Bad thing is that I get really emotional and I cut myself more likely when I'm drunk. But I told them that this is just a phase, a phase when I drink more than I should. And I can be without it for long time, I just need to stop. And I think that I stopped drinking during summer so I was wasted most of the spring.
I drank everyday at least two drinks, usually more and my one weeks "dose/portion" was around 20-40 (depends if I was at bar).. And it's clearly above the alcoholic rate.

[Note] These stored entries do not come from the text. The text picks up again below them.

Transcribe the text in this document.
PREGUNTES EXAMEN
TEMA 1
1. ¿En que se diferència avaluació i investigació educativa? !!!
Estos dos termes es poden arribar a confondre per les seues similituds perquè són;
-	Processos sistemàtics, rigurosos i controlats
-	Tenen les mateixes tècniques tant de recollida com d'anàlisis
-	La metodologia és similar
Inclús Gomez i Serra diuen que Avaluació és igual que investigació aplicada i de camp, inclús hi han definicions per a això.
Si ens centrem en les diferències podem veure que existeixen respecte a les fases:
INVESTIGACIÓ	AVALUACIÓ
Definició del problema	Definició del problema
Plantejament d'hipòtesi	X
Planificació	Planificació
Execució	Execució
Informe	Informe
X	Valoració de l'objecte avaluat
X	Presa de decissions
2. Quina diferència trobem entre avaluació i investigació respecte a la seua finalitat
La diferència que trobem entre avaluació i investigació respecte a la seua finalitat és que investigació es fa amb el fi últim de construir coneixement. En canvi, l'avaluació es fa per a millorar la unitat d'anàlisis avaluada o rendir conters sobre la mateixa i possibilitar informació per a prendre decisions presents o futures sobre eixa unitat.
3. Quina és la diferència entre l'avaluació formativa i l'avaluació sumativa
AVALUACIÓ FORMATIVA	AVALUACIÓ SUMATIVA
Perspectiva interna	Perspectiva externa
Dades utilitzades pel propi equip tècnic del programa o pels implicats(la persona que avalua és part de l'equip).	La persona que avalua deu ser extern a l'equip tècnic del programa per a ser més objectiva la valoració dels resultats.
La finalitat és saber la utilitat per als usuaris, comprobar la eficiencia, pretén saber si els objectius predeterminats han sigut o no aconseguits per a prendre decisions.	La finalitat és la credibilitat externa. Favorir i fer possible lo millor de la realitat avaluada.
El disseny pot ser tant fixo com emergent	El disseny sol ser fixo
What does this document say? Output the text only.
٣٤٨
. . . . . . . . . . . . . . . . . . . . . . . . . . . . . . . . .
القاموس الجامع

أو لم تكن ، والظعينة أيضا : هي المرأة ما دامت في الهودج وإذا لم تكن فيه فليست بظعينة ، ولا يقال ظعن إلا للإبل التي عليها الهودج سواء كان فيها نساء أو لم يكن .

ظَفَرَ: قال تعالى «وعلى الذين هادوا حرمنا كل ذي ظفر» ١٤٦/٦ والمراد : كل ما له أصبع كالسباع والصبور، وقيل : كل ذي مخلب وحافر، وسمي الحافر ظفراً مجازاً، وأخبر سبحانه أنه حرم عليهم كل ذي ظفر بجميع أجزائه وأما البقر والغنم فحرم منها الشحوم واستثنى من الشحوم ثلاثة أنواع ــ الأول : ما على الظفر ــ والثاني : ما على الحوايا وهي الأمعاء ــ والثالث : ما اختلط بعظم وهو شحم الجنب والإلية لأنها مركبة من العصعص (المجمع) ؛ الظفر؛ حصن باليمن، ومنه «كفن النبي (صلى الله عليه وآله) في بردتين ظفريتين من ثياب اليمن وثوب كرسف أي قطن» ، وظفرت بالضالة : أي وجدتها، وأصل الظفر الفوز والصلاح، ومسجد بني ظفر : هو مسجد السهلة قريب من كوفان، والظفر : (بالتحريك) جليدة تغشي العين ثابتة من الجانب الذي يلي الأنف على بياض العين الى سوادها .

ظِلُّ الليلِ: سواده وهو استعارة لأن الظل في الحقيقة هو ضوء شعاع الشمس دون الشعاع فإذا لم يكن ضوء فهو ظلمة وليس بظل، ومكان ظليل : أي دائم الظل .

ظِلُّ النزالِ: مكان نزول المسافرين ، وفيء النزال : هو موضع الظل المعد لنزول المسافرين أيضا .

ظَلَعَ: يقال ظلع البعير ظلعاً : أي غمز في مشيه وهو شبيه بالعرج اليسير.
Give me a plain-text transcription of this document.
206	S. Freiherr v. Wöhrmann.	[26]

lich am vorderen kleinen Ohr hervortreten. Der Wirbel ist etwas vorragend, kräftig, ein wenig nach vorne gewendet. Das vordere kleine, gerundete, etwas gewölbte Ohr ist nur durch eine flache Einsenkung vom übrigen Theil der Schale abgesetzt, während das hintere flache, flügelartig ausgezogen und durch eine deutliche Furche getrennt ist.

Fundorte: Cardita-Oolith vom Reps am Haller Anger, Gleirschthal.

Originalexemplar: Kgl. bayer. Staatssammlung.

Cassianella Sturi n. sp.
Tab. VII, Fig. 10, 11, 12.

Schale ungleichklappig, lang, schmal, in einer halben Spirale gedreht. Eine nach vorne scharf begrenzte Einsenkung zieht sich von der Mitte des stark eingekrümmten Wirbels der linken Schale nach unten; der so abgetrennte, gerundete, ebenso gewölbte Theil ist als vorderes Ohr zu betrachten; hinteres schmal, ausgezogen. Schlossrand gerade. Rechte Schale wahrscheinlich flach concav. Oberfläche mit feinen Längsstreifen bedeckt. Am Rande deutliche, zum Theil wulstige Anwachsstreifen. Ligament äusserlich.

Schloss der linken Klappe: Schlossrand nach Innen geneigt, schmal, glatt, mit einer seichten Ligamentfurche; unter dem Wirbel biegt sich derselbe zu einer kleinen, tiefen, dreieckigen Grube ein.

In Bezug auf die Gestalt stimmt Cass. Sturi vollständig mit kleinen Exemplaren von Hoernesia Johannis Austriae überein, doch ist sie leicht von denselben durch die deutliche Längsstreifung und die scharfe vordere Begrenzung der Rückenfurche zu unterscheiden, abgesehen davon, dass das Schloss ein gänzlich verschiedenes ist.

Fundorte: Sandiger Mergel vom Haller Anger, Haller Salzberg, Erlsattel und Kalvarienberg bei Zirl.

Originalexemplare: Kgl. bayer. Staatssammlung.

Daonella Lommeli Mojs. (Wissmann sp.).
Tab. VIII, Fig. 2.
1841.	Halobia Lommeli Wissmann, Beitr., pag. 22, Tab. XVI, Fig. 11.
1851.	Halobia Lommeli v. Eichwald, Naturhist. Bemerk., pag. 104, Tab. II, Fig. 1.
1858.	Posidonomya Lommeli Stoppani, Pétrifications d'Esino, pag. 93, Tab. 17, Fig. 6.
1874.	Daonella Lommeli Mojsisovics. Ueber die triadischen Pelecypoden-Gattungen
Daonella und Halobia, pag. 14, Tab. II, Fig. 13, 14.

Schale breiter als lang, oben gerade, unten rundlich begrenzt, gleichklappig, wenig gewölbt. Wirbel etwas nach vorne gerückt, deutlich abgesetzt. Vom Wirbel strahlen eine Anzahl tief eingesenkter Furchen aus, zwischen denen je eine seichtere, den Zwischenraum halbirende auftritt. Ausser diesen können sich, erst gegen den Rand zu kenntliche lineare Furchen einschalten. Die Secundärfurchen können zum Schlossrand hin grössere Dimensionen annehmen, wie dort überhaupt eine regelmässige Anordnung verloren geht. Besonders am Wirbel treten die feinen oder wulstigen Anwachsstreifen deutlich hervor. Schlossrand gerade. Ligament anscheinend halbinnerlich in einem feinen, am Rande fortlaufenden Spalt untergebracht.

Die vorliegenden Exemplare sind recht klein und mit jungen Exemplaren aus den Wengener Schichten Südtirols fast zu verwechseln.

Then came the 'normal' season. I drank rarely, but much at one time. And then I had dry season. I don't even remember when I was at bar last time.My and my (current) girlfriend have this one restaurant that we go and drink there about once a month at least. Depends how much money we have :'D. We're regulars there.
But I don't even feel like drinking anymore. And when I do drink it is still to numb my feelings, and still it ain't working.  So I started out as a happy drunk now I'm just sad and angsty drunk. And I'm ashamed to be what I have become. But I cannot change the past. And I lost quite many friends because of my drinking habits, and the rest I lost because of unknown reason.
I'm not sure if I should or not write this here, but it's still part of the subject. I just haven't talk about it with anyone yet.
My current drinking habits have changed a bit. My GF likes to drink, and usually when we see, we end up drinking. And she wants me to drink as well, but I don't really want to. Okay I DO want to have maybe 1 or 2 drinks, if there's something I like. But then after those I don't want to.But I keep drinking because she wants me to. I really should talk about this to her & to my therapist, but I can't for some reason.
I always think that "Today I'll talk about it", and then....nothing. I just can't :( .....
Fucking emotional locks. I'm slave of my habits. And change is hard.

So yeah that's my story from past ~6 years. I'm not even 20 yet and I've been alcoholic.

-note: Started to write this June 1st. And finished writing 3rd day.